Writers like Graham Green and Raymond Chandler developed easy-to-read styles that can only be achieved with great difficulty and skill. They also had an innate sense of mortality, of life's built-in decay, the hopelessness of desire and the perpetual motion of compromise. Walter Mosley is up there with them, and his depiction of black American life, and 1950s Los Angeles in particular, opens up s fresh seam of rich insights.
"Blonde Faith", the 10th Easy Rawlins tale, could well be the his last so read it slowly, as you would eat a meal to die for. It's a gripping story, of Easy coming to the aid of his dangerous old fried Raymond "Mouse" Alexander, wanted for a crime he did not commit. Negotiating a labyrinth of greed and viciousness against a backdrop of personal loss and racism, it brings an integral sadness underneath the joy of the narrative.
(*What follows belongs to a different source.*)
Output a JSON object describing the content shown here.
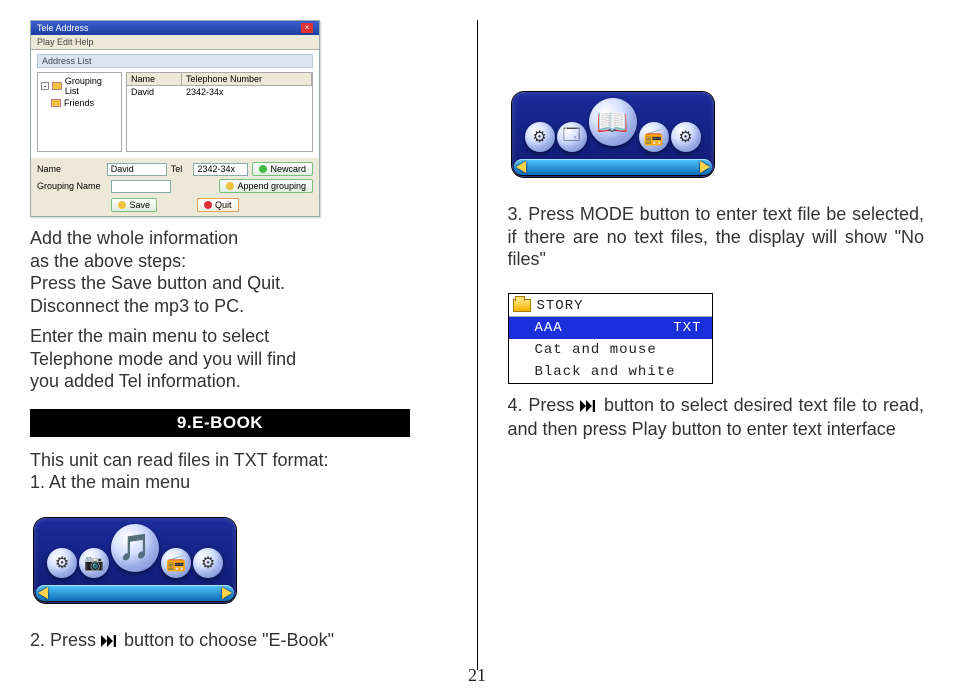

Another source of sadness is the fact that Hollywood has only made one Easy Rawlins movie, the excellent "
Devil in a Blue Dress [DVD] [1996] [Region 1] [US Import] [NTSC]". Anyone who has seen that will imagine Denzel Washington when Easy slides on to a page, or a gold-toothed, glittering-eyed Don Cheadle when Mouse struts his stuff. Why only one Easy Rawlins movie? It's not just Hollywood that's missing out, but the rest of us too. As a matter of fact Washington and Cheadle are at just the right age to reprise their roles for "Blonde Faith". Keep your Fingers crossed...
In the meantime, read this book, carefully and slowly, because we don't know whether Easy will ever pass by again. If it's your first Easy Rawlins, read the others. If you've read them, run down everything else by Walter Mosley, even the science fiction, and you won't be disappointed. He's never less than interesting.